Ora mi permetto di dire che fosse un’esigenza crudele, ma allora non osai pensarlo. Sentivo soltanto una sofferenza indicibile. Non mi trovavo più nella stessa situazione che in gioventù, quando pensavo che nella vita tutto è chiaro. Ero venuto alla fede, perchè all’infuori della fede non trovavo nulla, assolutamente nulla, tranne la morte. Per questo m’era impossibile respingere questa fede, e mi sottomisi.

Trovai nella mia anima un sentimento che mi aiutò a sopportar questo: l’umiltà e la sottomissione. Mi sono umiliato, ho ingoiato questo sangue e questo corpo senza nessun sentimento sacrilego, col desiderio di credere. Ma il colpo era già portato. E sapendo in anticipo ciò che mi attendeva, non avrei più potuto tornare a quella cerimonia.

Continuai a partecipare alle cerimonie della Chiesa, poichè credevo sempre che la fede ch’io confessavo fosse la verità; e mi accadde qualcosa che vedo chiaramente oggi, ma che allora mi parve strana.

Ascoltavo il racconto di un contadino illetterato, di un pellegrino, su Dio, sulla religione, sulla vita, sulla salvezza, e la conoscenza della fede si rivelava in me.

Mi avvicinavo al popolo, ascoltando i suoi ragionamenti sulla vita, sulla religione, e sempre più comprendevo la verità.

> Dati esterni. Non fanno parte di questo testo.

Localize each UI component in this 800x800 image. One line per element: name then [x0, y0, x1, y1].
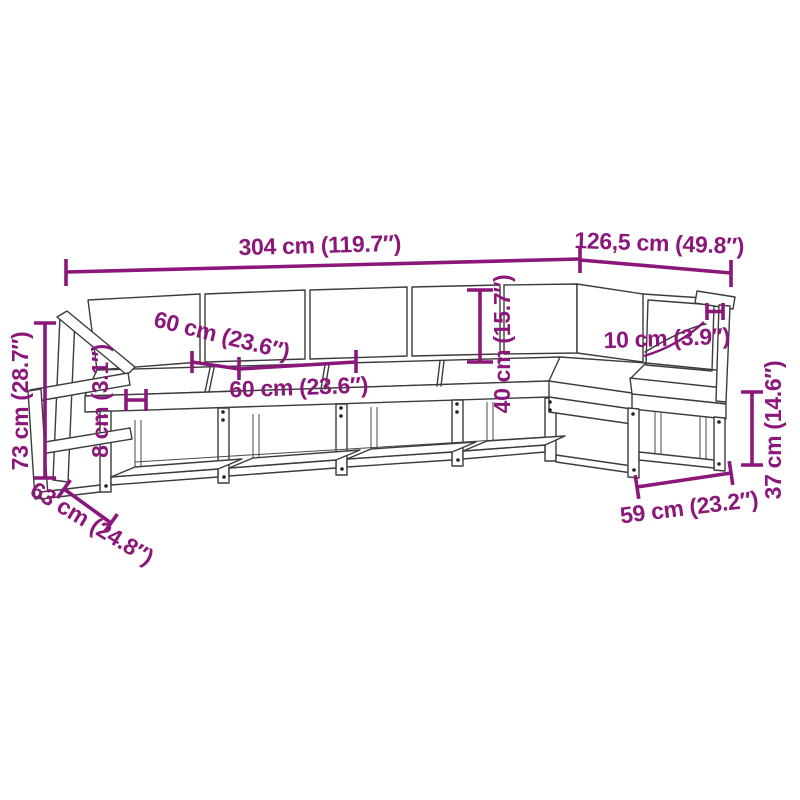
right-section: [549, 378, 726, 478]
dim-label-front-seat-width: 59 cm (23.2″): [619, 486, 760, 529]
dim-line-side-section: [580, 260, 731, 287]
dim-label-seat-frame-height: 37 cm (14.6″): [760, 361, 786, 500]
dim-label-seat-width: 60 cm (23.6″): [229, 372, 369, 403]
diagram-canvas: 304 cm (119.7″) 126,5 cm (49.8″) 60 cm (…: [0, 0, 800, 800]
dim-label-total-height: 73 cm (28.7″): [7, 332, 33, 471]
sofa-line-drawing: [28, 284, 735, 499]
dim-label-side-section-length: 126,5 cm (49.8″): [574, 227, 745, 259]
seat-and-apron: [85, 357, 716, 412]
dim-label-total-length: 304 cm (119.7″): [238, 230, 401, 260]
product-dimension-diagram: 304 cm (119.7″) 126,5 cm (49.8″) 60 cm (…: [0, 0, 800, 800]
dim-label-backrest-height: 40 cm (15.7″): [489, 275, 515, 414]
dim-label-armrest-width: 10 cm (3.9″): [603, 323, 730, 353]
dim-label-cushion-thickness: 8 cm (3.1″): [87, 344, 113, 458]
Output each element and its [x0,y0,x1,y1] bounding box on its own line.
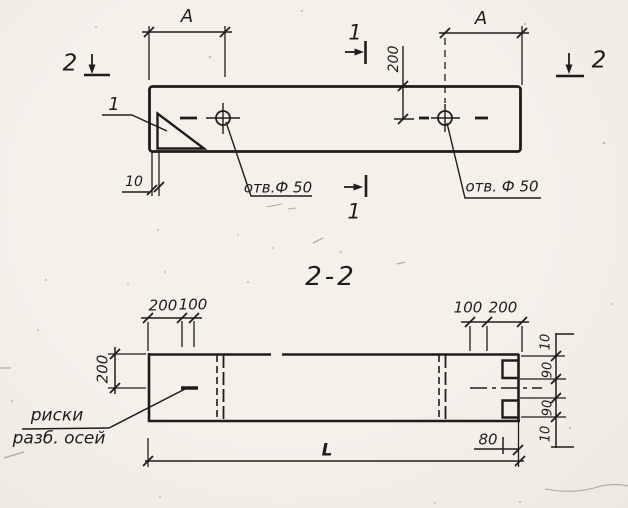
dim-label-10-plan: 10 [125,175,143,189]
cut-label-1-top: 1 [348,23,361,44]
section-title: 2-2 [305,264,356,290]
risk-label-line2: разб. осей [13,431,106,448]
dim-label-l: L [322,443,333,460]
dim-label-200-top-left: 200 [149,299,178,314]
dim-label-200-top-right: 200 [489,301,518,316]
dim-200-side-lines [108,347,146,394]
hole-left [180,103,240,134]
hole-callout-right: отв. Ф 50 [465,180,538,195]
dim-label-200-plan: 200 [387,46,401,73]
cut-label-1-bottom: 1 [347,202,360,223]
detail-label-1: 1 [108,96,119,114]
dim-label-a-right: А [475,10,487,28]
chain-label-90-upper: 90 [542,362,555,379]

Ciò mi accadde anche leggendo la vita dei Santi e le Leggende. Questa divenne la mia lettura favorita. Astrazion fatta dai miracoli che consideravo come un apologo esprimente l’idea predominante, questa lettura mi rivelava il senso della vita. V’era la vita di Macario il Grande, del principe Joassav (la storia di Budda); v’erano anche le parabole di Giovanni Grisostomo, quella del pellegrino caduto nel pozzo, del monaco che ha trovato l’oro, di Pietro il pubblicano. V’era ancora la storia dei Martiri, i quali dichiaravan tutti che la morte non esclude la vita, poi la storia degl’ignoranti salvati, dei poveri di spirito e di quelli che non sapevano nulla dell’insegnamento della Chiesa.

Ma non appena mi univo ai saggi credenti, o prendevo i loro libri, qualche dubbio su me stesso, qualche scontento, qualche discussione irritante si elevavano, e sentivo che, più approfondivo le loro parole, più mi allontanavo dalla verità e camminavo verso l’abisso.

  1. La domenica si chiama, in russo, Risurrezione.